Coordinator of Animal Welfare and Behavioral Husbandry

Sedgwick County Zoo

Personal Website

Email: katiehallphd@gmail.com

Research Interests: deception, cooperation, responses to inequity, Machiavellian Intelligence

Publications

Katie Hall

I'm currently a postdoctoral fellow at the Chicago Zoological Society's Brookfield Zoo, where I am coordinating a study on chimpanzee welfare at 15 AZA-accredited institutions. Partner institutions will collect behavioral and physiological data to validate the metrics on a welfare survey, and we anticipate that individual chimpanzees' welfare will improve as a result of fostering conversations about it.  Prior to my current position at Brookfield Zoo, I was a postdoctoral research fellow with Associate Professor Sarah Brosnan, in collaboration with Associate Professor Steve Schapiro at Michale E. Keeling Center for Comparative Medicine and Research of the UT/MD Anderson Cancer Center, TX. There I collected data for ongoing studies on non-human primates' responses to inequitable outcomes to determine the psychological mechanisms underlying the response to inequity; test whether personality and relationship quality affect individual variation in task response; and to evaluate responses across several genera to test whether the behavior is homologous or convergent within the primate lineage. During this postdoc, I studied chimpanzees, squirrel monkeys, and owl monkeys.

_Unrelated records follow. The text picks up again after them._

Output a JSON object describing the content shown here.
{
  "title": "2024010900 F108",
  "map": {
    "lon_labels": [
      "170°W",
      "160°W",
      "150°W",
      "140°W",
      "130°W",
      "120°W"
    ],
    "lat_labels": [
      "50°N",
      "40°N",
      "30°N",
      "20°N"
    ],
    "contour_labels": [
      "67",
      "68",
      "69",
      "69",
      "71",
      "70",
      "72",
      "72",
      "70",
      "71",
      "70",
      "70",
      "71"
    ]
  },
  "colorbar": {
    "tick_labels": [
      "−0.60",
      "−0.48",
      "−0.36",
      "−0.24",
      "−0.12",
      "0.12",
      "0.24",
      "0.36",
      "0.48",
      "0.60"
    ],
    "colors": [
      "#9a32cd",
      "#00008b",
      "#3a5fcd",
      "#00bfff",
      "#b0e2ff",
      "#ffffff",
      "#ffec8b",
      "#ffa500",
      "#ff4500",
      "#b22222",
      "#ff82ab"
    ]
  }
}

My PhD research, supervised by Professor Dick Byrne (University of St Andrews) in collaboration with Professor Frans de Waal (Emory University) was on chimpanzees' use of gaze following to modify their competitive tactics during an informed forager competition. I was particularly interested in instances of tactical deception and otherwise "Machiavellian" strategies, which are good places to look for evidence of second-order intentionality and theory-of-mind capacities. This work was inspired by a study on gaze ontogeny in bonobos, in which I took part as an undergraduate at UC San Diego. I have also been fortunate to be included as a research assistant on two field studies, on chimpanzee stress response to human impact in the forest in Uganda, and on the feeding ecology and behavioral flexibility of southern gentle lemurs in Madagascar.